On 01.06.2015 19:58, Carl Meyer wrote:
Hi,
On 06/01/2015 03:05 AM, M.-A. Lemburg wrote:
If you want to have a system that doesn't require activation, you may want to take a look at what we've done with PyRun:
Virtualenv doesn't require activation either.
Activation is a convenience for running repeated commands in the virtualenv context, but all it does is change your shell PATH; you can explicitly specify the virtualenv's python binary and never use activation, if you wish.
Ok, I was always under the impression that the activation script also does other magic to have the virtualenv Python find the right settings. That's good to know, thanks.
http://www.egenix.com/products/python/PyRun/
It basically takes the "virtual" out of virtualenvs. Instead of creating a local symlinked copy of your host Python installation, you create a completely separate Python installation (which isn't much heavier than a virtualenv due to the way this is done).
Virtualenv doesn't create "a local symlinked copy of your host Python installation." It copies the binary, symlinks a few key stdlib modules that are necessary to bootstrap site.py, and then its custom site.py finds the host Python's stdlib directory and adds it to `sys.path`.
Well, this is what I call a symlinked copy :-) It still points to the system installed Python for the stdlib, shared mods and include files.

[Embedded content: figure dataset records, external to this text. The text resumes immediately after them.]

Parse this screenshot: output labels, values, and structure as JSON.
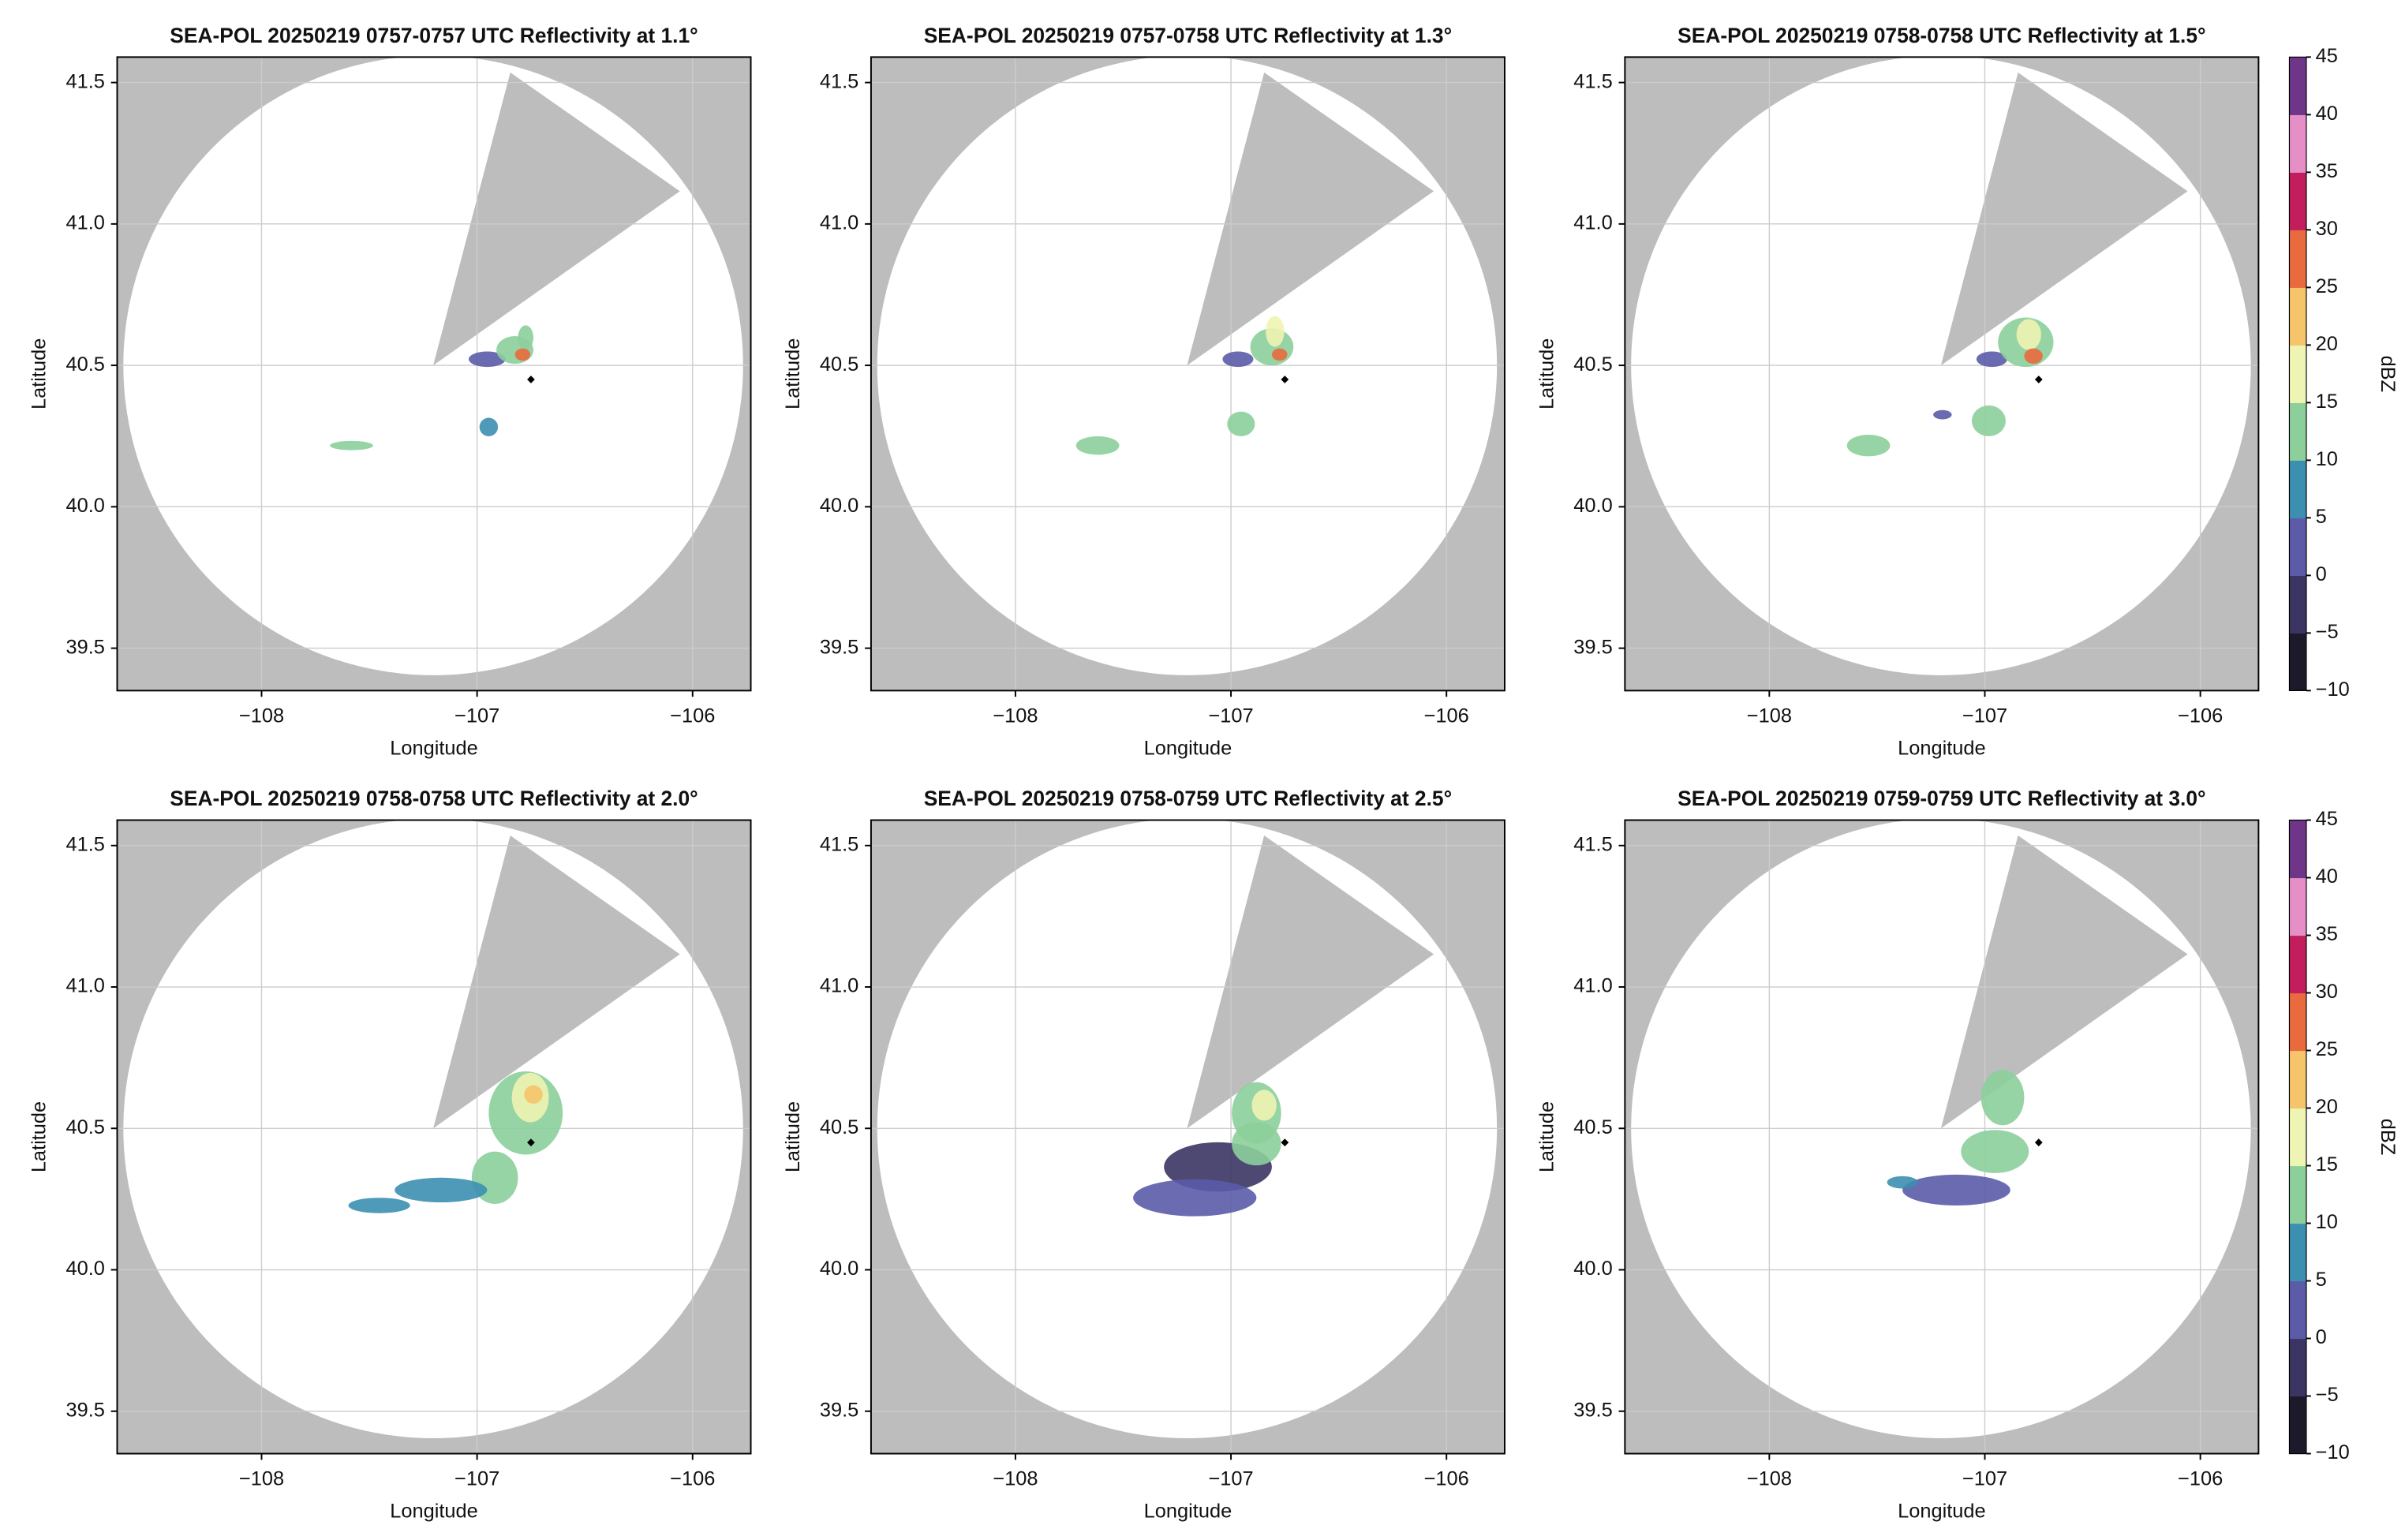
{
  "chart_data": [
    {
      "type": "radar",
      "title": "SEA-POL 20250219 0757-0757 UTC Reflectivity at 1.1°",
      "x_label": "Longitude",
      "y_label": "Latitude",
      "xlim": [
        -108.67,
        -105.73
      ],
      "ylim": [
        39.35,
        41.59
      ],
      "xticks": [
        {
          "value": -108,
          "label": "−108"
        },
        {
          "value": -107,
          "label": "−107"
        },
        {
          "value": -106,
          "label": "−106"
        }
      ],
      "yticks": [
        {
          "value": 39.5,
          "label": "39.5"
        },
        {
          "value": 40,
          "label": "40.0"
        },
        {
          "value": 40.5,
          "label": "40.5"
        },
        {
          "value": 41,
          "label": "41.0"
        },
        {
          "value": 41.5,
          "label": "41.5"
        }
      ],
      "grid": true,
      "site": [
        -106.75,
        40.45
      ]
    },
    {
      "type": "radar",
      "title": "SEA-POL 20250219 0757-0758 UTC Reflectivity at 1.3°",
      "x_label": "Longitude",
      "y_label": "Latitude",
      "xlim": [
        -108.67,
        -105.73
      ],
      "ylim": [
        39.35,
        41.59
      ],
      "xticks": [
        {
          "value": -108,
          "label": "−108"
        },
        {
          "value": -107,
          "label": "−107"
        },
        {
          "value": -106,
          "label": "−106"
        }
      ],
      "yticks": [
        {
          "value": 39.5,
          "label": "39.5"
        },
        {
          "value": 40,
          "label": "40.0"
        },
        {
          "value": 40.5,
          "label": "40.5"
        },
        {
          "value": 41,
          "label": "41.0"
        },
        {
          "value": 41.5,
          "label": "41.5"
        }
      ],
      "grid": true,
      "site": [
        -106.75,
        40.45
      ]
    },
    {
      "type": "radar",
      "title": "SEA-POL 20250219 0758-0758 UTC Reflectivity at 1.5°",
      "x_label": "Longitude",
      "y_label": "Latitude",
      "xlim": [
        -108.67,
        -105.73
      ],
      "ylim": [
        39.35,
        41.59
      ],
      "xticks": [
        {
          "value": -108,
          "label": "−108"
        },
        {
          "value": -107,
          "label": "−107"
        },
        {
          "value": -106,
          "label": "−106"
        }
      ],
      "yticks": [
        {
          "value": 39.5,
          "label": "39.5"
        },
        {
          "value": 40,
          "label": "40.0"
        },
        {
          "value": 40.5,
          "label": "40.5"
        },
        {
          "value": 41,
          "label": "41.0"
        },
        {
          "value": 41.5,
          "label": "41.5"
        }
      ],
      "grid": true,
      "site": [
        -106.75,
        40.45
      ],
      "colorbar": {
        "label": "dBZ",
        "clim": [
          -10,
          45
        ],
        "ticks": [
          {
            "value": -10,
            "label": "−10"
          },
          {
            "value": -5,
            "label": "−5"
          },
          0,
          5,
          10,
          15,
          20,
          25,
          30,
          35,
          40,
          45
        ],
        "colors": [
          "#1c1a2a",
          "#3b3563",
          "#5b5ba8",
          "#3c8fb1",
          "#8ccf9b",
          "#eef4b2",
          "#f6c46a",
          "#e96a3e",
          "#c21e5d",
          "#e58fc6",
          "#6f3588"
        ]
      }
    },
    {
      "type": "radar",
      "title": "SEA-POL 20250219 0758-0758 UTC Reflectivity at 2.0°",
      "x_label": "Longitude",
      "y_label": "Latitude",
      "xlim": [
        -108.67,
        -105.73
      ],
      "ylim": [
        39.35,
        41.59
      ],
      "xticks": [
        {
          "value": -108,
          "label": "−108"
        },
        {
          "value": -107,
          "label": "−107"
        },
        {
          "value": -106,
          "label": "−106"
        }
      ],
      "yticks": [
        {
          "value": 39.5,
          "label": "39.5"
        },
        {
          "value": 40,
          "label": "40.0"
        },
        {
          "value": 40.5,
          "label": "40.5"
        },
        {
          "value": 41,
          "label": "41.0"
        },
        {
          "value": 41.5,
          "label": "41.5"
        }
      ],
      "grid": true,
      "site": [
        -106.75,
        40.45
      ]
    },
    {
      "type": "radar",
      "title": "SEA-POL 20250219 0758-0759 UTC Reflectivity at 2.5°",
      "x_label": "Longitude",
      "y_label": "Latitude",
      "xlim": [
        -108.67,
        -105.73
      ],
      "ylim": [
        39.35,
        41.59
      ],
      "xticks": [
        {
          "value": -108,
          "label": "−108"
        },
        {
          "value": -107,
          "label": "−107"
        },
        {
          "value": -106,
          "label": "−106"
        }
      ],
      "yticks": [
        {
          "value": 39.5,
          "label": "39.5"
        },
        {
          "value": 40,
          "label": "40.0"
        },
        {
          "value": 40.5,
          "label": "40.5"
        },
        {
          "value": 41,
          "label": "41.0"
        },
        {
          "value": 41.5,
          "label": "41.5"
        }
      ],
      "grid": true,
      "site": [
        -106.75,
        40.45
      ]
    },
    {
      "type": "radar",
      "title": "SEA-POL 20250219 0759-0759 UTC Reflectivity at 3.0°",
      "x_label": "Longitude",
      "y_label": "Latitude",
      "xlim": [
        -108.67,
        -105.73
      ],
      "ylim": [
        39.35,
        41.59
      ],
      "xticks": [
        {
          "value": -108,
          "label": "−108"
        },
        {
          "value": -107,
          "label": "−107"
        },
        {
          "value": -106,
          "label": "−106"
        }
      ],
      "yticks": [
        {
          "value": 39.5,
          "label": "39.5"
        },
        {
          "value": 40,
          "label": "40.0"
        },
        {
          "value": 40.5,
          "label": "40.5"
        },
        {
          "value": 41,
          "label": "41.0"
        },
        {
          "value": 41.5,
          "label": "41.5"
        }
      ],
      "grid": true,
      "site": [
        -106.75,
        40.45
      ],
      "colorbar": {
        "label": "dBZ",
        "clim": [
          -10,
          45
        ],
        "ticks": [
          {
            "value": -10,
            "label": "−10"
          },
          {
            "value": -5,
            "label": "−5"
          },
          0,
          5,
          10,
          15,
          20,
          25,
          30,
          35,
          40,
          45
        ],
        "colors": [
          "#1c1a2a",
          "#3b3563",
          "#5b5ba8",
          "#3c8fb1",
          "#8ccf9b",
          "#eef4b2",
          "#f6c46a",
          "#e96a3e",
          "#c21e5d",
          "#e58fc6",
          "#6f3588"
        ]
      }
    }
  ]
}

Once installed, everything works relative to the PyRun binary, so you don't need to activate anything when running code inside your installation: you just need to run the right PyRun binary and this automatically gives you access to everything else you installed in your environment.

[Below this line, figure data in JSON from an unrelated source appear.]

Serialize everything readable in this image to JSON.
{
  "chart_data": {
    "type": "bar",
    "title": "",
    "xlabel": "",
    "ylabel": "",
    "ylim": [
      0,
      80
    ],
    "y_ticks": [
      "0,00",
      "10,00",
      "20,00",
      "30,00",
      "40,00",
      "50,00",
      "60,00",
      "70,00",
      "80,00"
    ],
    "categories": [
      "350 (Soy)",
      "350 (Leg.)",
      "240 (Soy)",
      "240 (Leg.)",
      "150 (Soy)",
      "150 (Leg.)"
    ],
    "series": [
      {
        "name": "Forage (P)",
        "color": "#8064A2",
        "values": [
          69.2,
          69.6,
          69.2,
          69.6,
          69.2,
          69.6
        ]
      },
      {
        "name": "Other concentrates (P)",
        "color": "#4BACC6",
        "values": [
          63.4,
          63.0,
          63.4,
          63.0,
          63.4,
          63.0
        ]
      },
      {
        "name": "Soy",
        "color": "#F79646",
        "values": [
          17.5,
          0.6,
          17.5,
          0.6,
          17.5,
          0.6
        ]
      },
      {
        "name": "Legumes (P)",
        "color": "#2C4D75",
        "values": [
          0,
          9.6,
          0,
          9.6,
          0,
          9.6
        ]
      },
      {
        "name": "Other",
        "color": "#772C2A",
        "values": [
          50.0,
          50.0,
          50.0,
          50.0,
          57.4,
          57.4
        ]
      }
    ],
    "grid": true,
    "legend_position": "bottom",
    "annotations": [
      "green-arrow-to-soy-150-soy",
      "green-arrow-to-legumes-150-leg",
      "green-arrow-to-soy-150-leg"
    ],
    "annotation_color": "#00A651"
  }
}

This is exactly how virtualenv (and pyvenv in Python 3.3+) works. Everything is relative to the Python binary in the virtualenv (this behavior is built into the Python executable, actually). You can just directly run the virtualenv's Python binary (or any script with that Python binary in its shebang, which includes all pip or easy-installed scripts in the virtualenv's bin/ dir), without ever activating anything.

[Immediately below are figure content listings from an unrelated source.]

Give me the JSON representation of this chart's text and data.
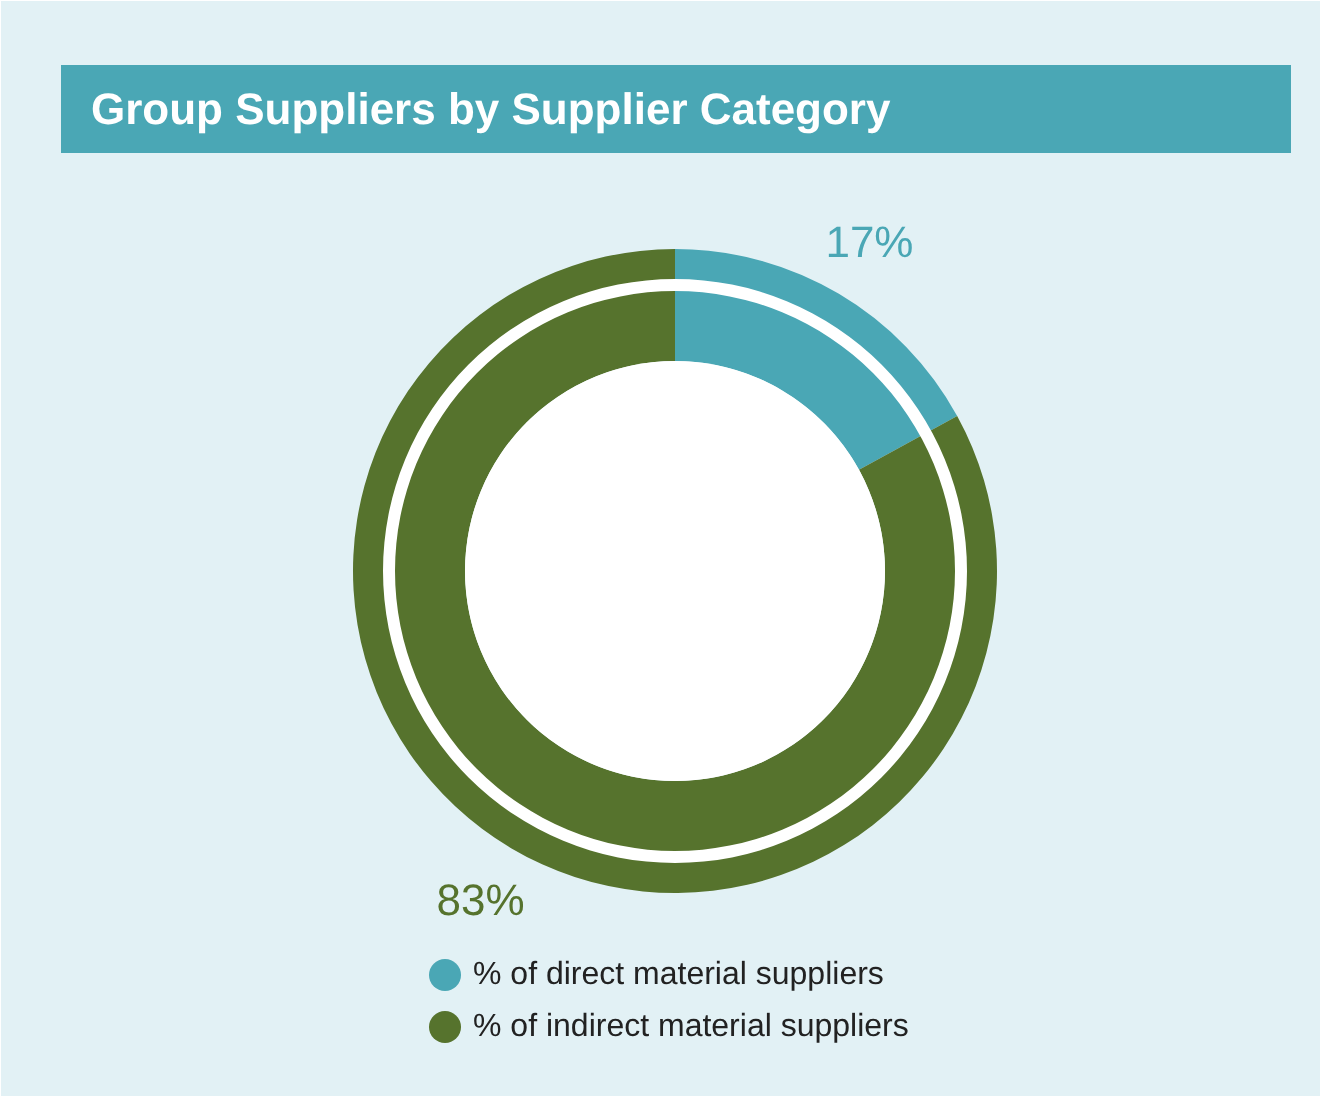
{
  "chart_data": {
    "type": "donut",
    "title": "Group Suppliers by Supplier Category",
    "categories": [
      "% of direct material suppliers",
      "% of indirect material suppliers"
    ],
    "values": [
      17,
      83
    ],
    "colors": [
      "#4aa7b5",
      "#56732d"
    ],
    "value_labels": [
      "17%",
      "83%"
    ],
    "legend": "bottom"
  }
}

It seems the main difference between virtualenv and PyRun is in how much of the standard library is bundled with each environment,
The main difference is that PyRun is a stand-alone Python runtime which doesn't depend on the system Python installation at all. We created it to no longer have to worry about supporting dozens of different Python installation variants on Unix platforms and it turned out to be small enough to just always use instead of virtualenv.
and that I guess PyRun doesn't come with any convenience activation shell script? But the method by which "activation" actually occurs is identical (at least as far as you're described it here.)
After what you've explained, the sys.path setup is indeed very similar (well, PyRun doesn't really need much of it since almost the whole Python stdlib is baked into the binary). What virtualenv doesn't appear to do is update sysconfig to point to the virtualenv environment instead of the host system.
Carl
In our latest release, we've added requirements.txt support to the installation helper install-pyrun, so that you can run
install-pyrun -r requirements.txt .
to bootstrap a complete project environment with one command.